パパネッツ<9388>の2024年2月期第2四半期の業績は、売上高は前年同期比14.9%増の2,193百万円、営業利益は同37.9%増の184百万円、経常利益は同38.9%増の187百万円、中間純利益は同32.7%増の122百万円となった。「管理会社サポート事業」においては、建物定期巡回サービス、レンタルコンテナ点検サービス、マンスリーマンションサービスのすべてのサービスが前年同期の売上高を上回った。



(1) 事業別売上高

2024年2月期第2四半期の事業別売上高を見ると、「管理会社サポート事業」は前年同期比18.7%増の1,620百万円、「インテリア・トータルサポート事業」は同4.3%増の558百万円、「その他」は同75.0%増の14百万円となった。

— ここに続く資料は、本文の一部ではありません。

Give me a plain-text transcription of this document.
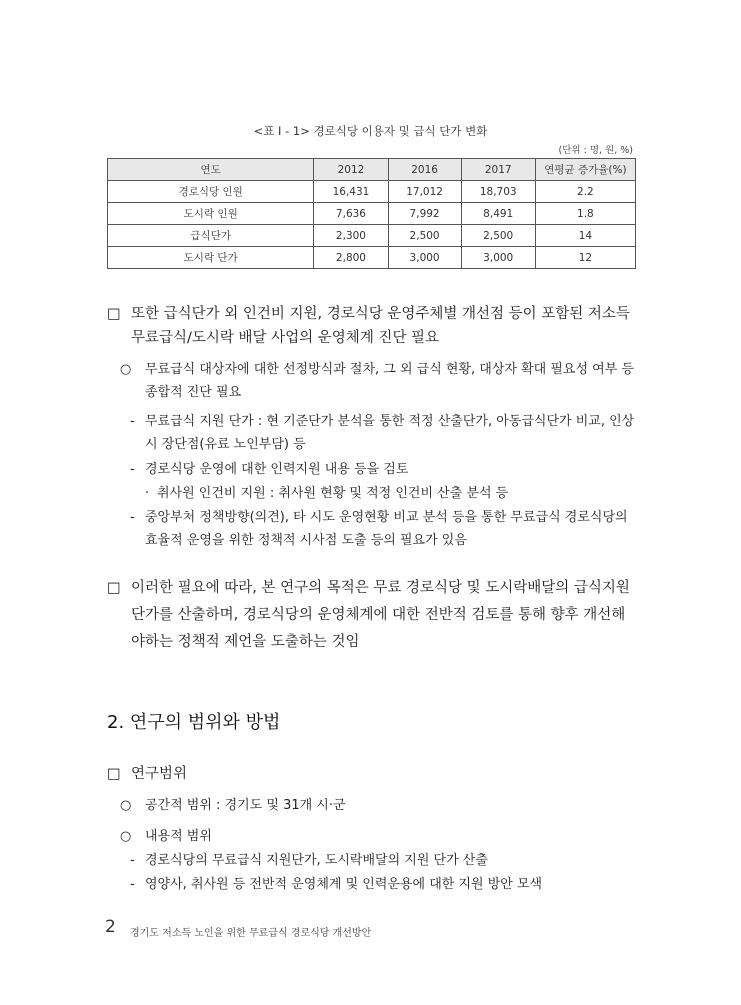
<표 Ⅰ - 1> 경로식당 이용자 및 급식 단가 변화
(단위 : 명, 원, %)
연도	2012	2016	2017	연평균 증가율(%)
경로식당 인원	16,431	17,012	18,703	2.2
도시락 인원	7,636	7,992	8,491	1.8
급식단가	2,300	2,500	2,500	14
도시락 단가	2,800	3,000	3,000	12
□ 또한 급식단가 외 인건비 지원, 경로식당 운영주체별 개선점 등이 포함된 저소득 무료급식/도시락 배달 사업의 운영체계 진단 필요
○ 무료급식 대상자에 대한 선정방식과 절차, 그 외 급식 현황, 대상자 확대 필요성 여부 등 종합적 진단 필요
- 무료급식 지원 단가 : 현 기준단가 분석을 통한 적정 산출단가, 아동급식단가 비교, 인상 시 장단점(유료 노인부담) 등
- 경로식당 운영에 대한 인력지원 내용 등을 검토
· 취사원 인건비 지원 : 취사원 현황 및 적정 인건비 산출 분석 등
- 중앙부처 정책방향(의견), 타 시도 운영현황 비교 분석 등을 통한 무료급식 경로식당의 효율적 운영을 위한 정책적 시사점 도출 등의 필요가 있음
□ 이러한 필요에 따라, 본 연구의 목적은 무료 경로식당 및 도시락배달의 급식지원 단가를 산출하며, 경로식당의 운영체계에 대한 전반적 검토를 통해 향후 개선해야하는 정책적 제언을 도출하는 것임
2. 연구의 범위와 방법
□ 연구범위
○ 공간적 범위 : 경기도 및 31개 시·군
○ 내용적 범위
- 경로식당의 무료급식 지원단가, 도시락배달의 지원 단가 산출
- 영양사, 취사원 등 전반적 운영체계 및 인력운용에 대한 지원 방안 모색
2 경기도 저소득 노인을 위한 무료급식 경로식당 개선방안
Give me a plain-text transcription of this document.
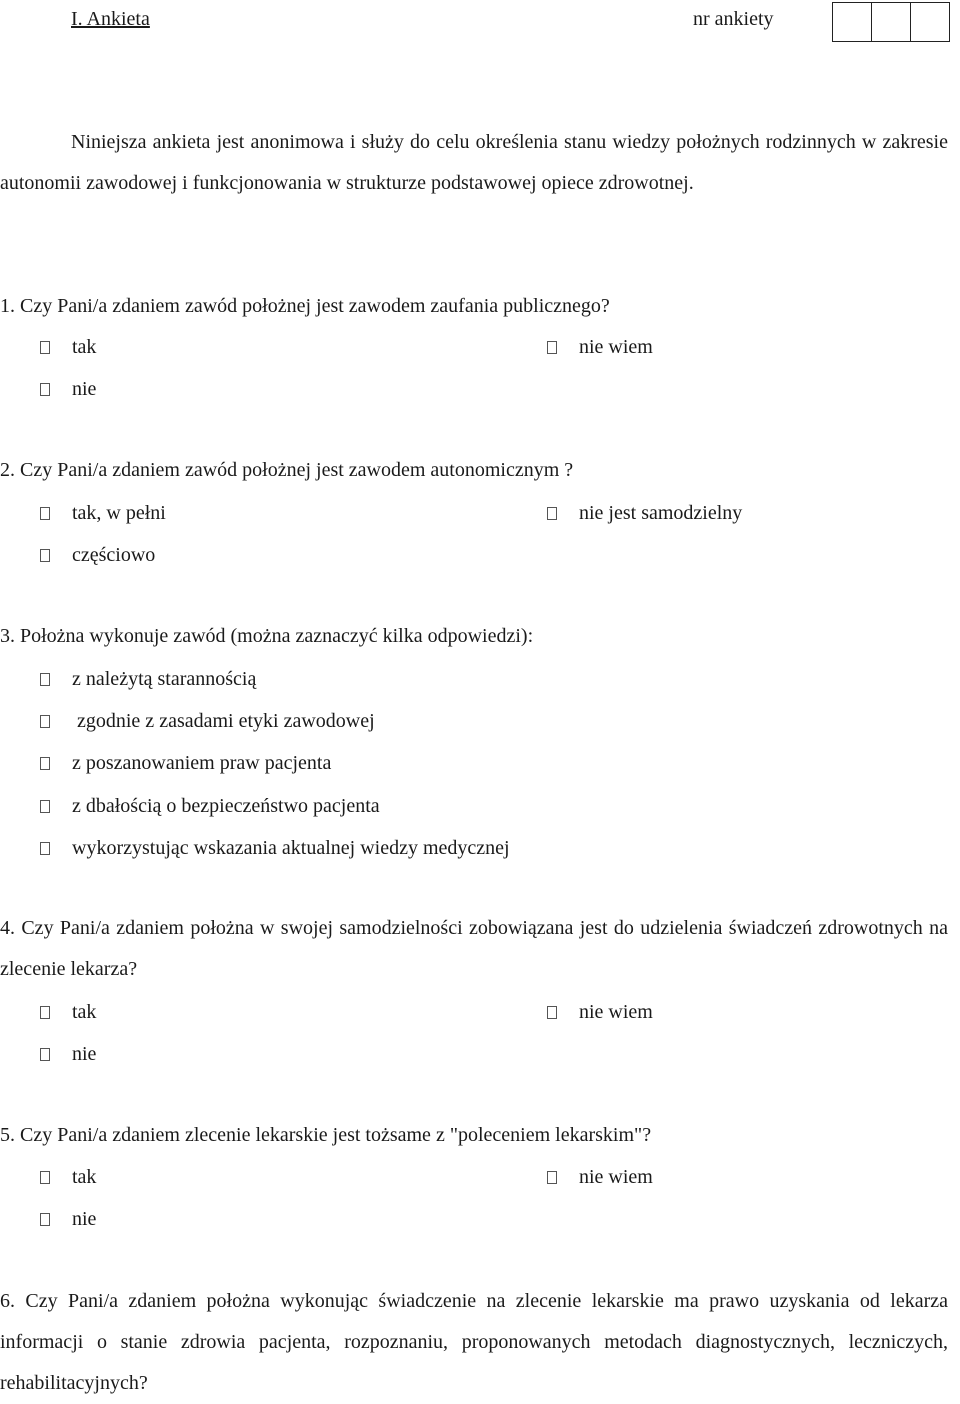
I. Ankieta	nr ankiety
Niniejsza ankieta jest anonimowa i służy do celu określenia stanu wiedzy położnych rodzinnych w zakresie autonomii zawodowej i funkcjonowania w strukturze podstawowej opiece zdrowotnej.
1. Czy Pani/a zdaniem zawód położnej jest zawodem zaufania publicznego?
tak	nie wiem
nie
2. Czy Pani/a zdaniem zawód położnej jest zawodem autonomicznym ?
tak, w pełni	nie jest samodzielny
częściowo
3. Położna wykonuje zawód (można zaznaczyć kilka odpowiedzi):
z należytą starannością
zgodnie z zasadami etyki zawodowej
z poszanowaniem praw pacjenta
z dbałością o bezpieczeństwo pacjenta
wykorzystując wskazania aktualnej wiedzy medycznej
4. Czy Pani/a zdaniem położna w swojej samodzielności zobowiązana jest do udzielenia świadczeń zdrowotnych na zlecenie lekarza?
tak	nie wiem
nie
5. Czy Pani/a zdaniem zlecenie lekarskie jest tożsame z "poleceniem lekarskim"?
tak	nie wiem
nie
6. Czy Pani/a zdaniem położna wykonując świadczenie na zlecenie lekarskie ma prawo uzyskania od lekarza informacji o stanie zdrowia pacjenta, rozpoznaniu, proponowanych metodach diagnostycznych, leczniczych, rehabilitacyjnych?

「管理会社サポート事業」では、マンスリーマンションサポートサービスにおいて、コロナ禍における行動規制及び入国規制が緩和した影響で、国内外の旅行者及び出張者が増加し、マンスリーマンションへの入居需要が増加したことによる部屋の新設及び退去後の清掃が増加した。同サービス業務の営業を継続してきたことに加え、現場作業員の人員強化を図ったことにより大きく拡大した。「インテリア・トータルサポート事業」では、コロナ禍で開催できなかったハウスメーカー主催のインテリアフェアが徐々に開催され、インテリア商材の販売に伴う配送も回復しつつある。



(2) 建物定期巡回サービスにおける対象物件数

同社が受託している建物定期巡回サービスにおける対象物件の棟数を見ると、賃貸住宅において、2024年2月期第2四半期末は前期末比7.9%増の16,708棟まで伸長し、1,226棟増加した。レンタルコンテナにおいては、前期末比8.5%増の2,446棟まで伸長し、191棟増加した。全体の棟数においてコロナ禍においては伸びが緩くなるも、2018年2月期末から連続して順調に増加しており、前期末比8.0%増の19,154棟まで伸長し、1,417棟増加した。



(3) サービス別売上高

同社の主力である4つのサービス「建物定期巡回サービス」「レンタルコンテナ点検サービス」「マンスリーマンションサポートサービス」「全国ツーマン配送ネットワークサービス」における2024年2月期第2四半期の売上高は、「建物定期巡回サービス」は前年同期比21.9%増の345百万円、「レンタルコンテナ点検サービス」は同16.1%増の273百万円、「マンスリーマンションサポートサービス」は同42.2%増の644百万円、「全国ツーマン配送ネットワークサービス」は同0.3%増の328百万円となった。特に「マンスリーマンションサポートサービス」が伸びた要因は、コロナ禍における行動規制及び入国規制が緩和した影響でマンスリーマンションへの入居需要が増加したことにより、部屋の新設及び退去後の清掃が増加したためである。



(4) クライアント数

2024年2月期第2四半期のクライアント数を見ると、管理会社サポート業務では2024年2月期末の目標である380社に対し317社を獲得し、既に目標の8割を超え、インテリア・トータルサポート業務も同目標である270社に対し208社を獲得し、目標の7割を超えており、順調に拡大している。同社は、今後もリスク分散のため、クライアントの大小に限らず、クライアント数を積極的に増加していく方針である。